Siz bunlara şaşmayın, „cahiliyet devri insanları ne kadar akılsız, ne kadar fikirsiz kişilermiş“ demeyin. Onların o akılsızca hareketlerinin benzerlerini bugünün insanları da yapıyor. Aslında; cahiliyet sözü bir zamana veya bir mekâna mahsus terim değildir.

Yalnız Arabistan’ın Peygamber öncesi yaşayış tarzına ait değildir. Cahiliyet kelimesi aslında bir terimdir. Kısaca tarifini yapmak istersek, „Cahiliyet demek, ilahî kanundan ibaret olan dinî hayatı yaşamamak, reddetmek“ demektir.

Bu tarife göre cahiliyet, bir asra, bir devre has yaşayış tarzı değil, hangi asır ve devirde olursa olsun, gerçek dinî hayatı yaşamayan, günlük hayata, devlet hayatına Allah kanunlarını değil, uydurma kanunları koyan cemiyet ve milletin hali demektir.


Cahiliyet:

Gerçeği söylemek gerekiyorsa; hususiyetle günümüz Türkiye’sinde tam manasıyla bir cahiliyet hayatı yaşanmaktadır. Hz. Muhammed’in getirdiği o adaletli, o nurlu, o Tevhid devri, o iman devri cumhuriyetin gelişiyle zulümün, istibdadın, şirkin ve küfrün hüküm sürdüğü devir haline gelmiştir. Kur’an devlet yönetiminden kaldırılmış, yerine tağutî yönetim ve yöntemler getirilmiş, put kanunları hakim olmuştur. Tevhid timsali Hz. Muhammed’in veya putları kıran Hz. Ibrahim’in tekrar gelmesine ihtiyaç vardır. Fakat bunlardan hiçbiri artık gelmeyecektir. Bu peygamberler üzerine düşeni yapmışlar ve gitmişlerdir.

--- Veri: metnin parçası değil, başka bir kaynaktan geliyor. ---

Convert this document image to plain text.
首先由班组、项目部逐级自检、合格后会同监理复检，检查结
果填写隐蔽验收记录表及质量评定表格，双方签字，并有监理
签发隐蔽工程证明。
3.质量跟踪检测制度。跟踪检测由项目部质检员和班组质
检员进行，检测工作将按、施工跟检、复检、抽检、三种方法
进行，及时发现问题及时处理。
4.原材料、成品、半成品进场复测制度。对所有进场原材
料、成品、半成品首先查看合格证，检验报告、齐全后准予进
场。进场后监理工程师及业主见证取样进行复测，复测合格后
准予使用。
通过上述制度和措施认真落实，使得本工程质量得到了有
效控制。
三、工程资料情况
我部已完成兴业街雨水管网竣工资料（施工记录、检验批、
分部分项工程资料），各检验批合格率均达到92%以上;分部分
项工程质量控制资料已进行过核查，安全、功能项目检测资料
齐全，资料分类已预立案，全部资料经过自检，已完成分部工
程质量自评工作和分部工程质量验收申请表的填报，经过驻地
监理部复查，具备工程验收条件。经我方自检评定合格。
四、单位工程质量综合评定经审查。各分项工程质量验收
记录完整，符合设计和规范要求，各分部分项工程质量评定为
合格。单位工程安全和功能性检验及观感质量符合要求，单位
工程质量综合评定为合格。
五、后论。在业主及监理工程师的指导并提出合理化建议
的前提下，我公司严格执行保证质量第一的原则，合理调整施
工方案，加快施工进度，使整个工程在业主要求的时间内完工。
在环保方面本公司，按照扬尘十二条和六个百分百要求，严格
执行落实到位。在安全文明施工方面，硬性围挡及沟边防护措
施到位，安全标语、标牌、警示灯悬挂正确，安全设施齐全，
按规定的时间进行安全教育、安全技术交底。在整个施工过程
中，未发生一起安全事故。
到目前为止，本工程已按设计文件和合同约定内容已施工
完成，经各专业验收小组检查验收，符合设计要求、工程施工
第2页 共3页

Ama giderlerken put kırma işini, Tevhid bayrağını dalgalandırma görevini, „Ey Ümmet-i Muhammed!“ sana emanet etmişlerdir. Fakat, sen oyuna getirilip, uyutuldun da memlekette Tevhid bayrağı indirildi, yerine put bayrağı dikildi, meydanlar putlarla doluverdi.

O şehidler diyarı memlekette şimdi manzara bu!.. Işler sana düşüyor. Asıl görevin, hâlâ uyumaya devam eden ümmetdaşlarını da uyandırıp, şirk bayrağını indirmek, onun yerine Tevhid bayrağını asmaktır. Tağutî kanun ve şeytanî anayasaları kaldırıp, yerine Hz. Muhammed’in (s.a.v.) getirdiği şeriat-ı garra’yı koymaktir. Zira senin ülkende ve senin devletinde put kanunları söz sahibi olduğu müddetçe, sen Hz. Ibrahim’in milletinden, Hz. Muhammed’in ümmetinden olamazsın!..

Bu vesile ile Velâdet-i Nebeviye’nizi tebrik eder, hepimiz o iki büyük peygambere (salât ve selam üzerlerine olsun!) hakkıyle millet ve hakkıyle ümmet eylemesini yüce Mevlâ’mızdan dua ve niyaz ederim.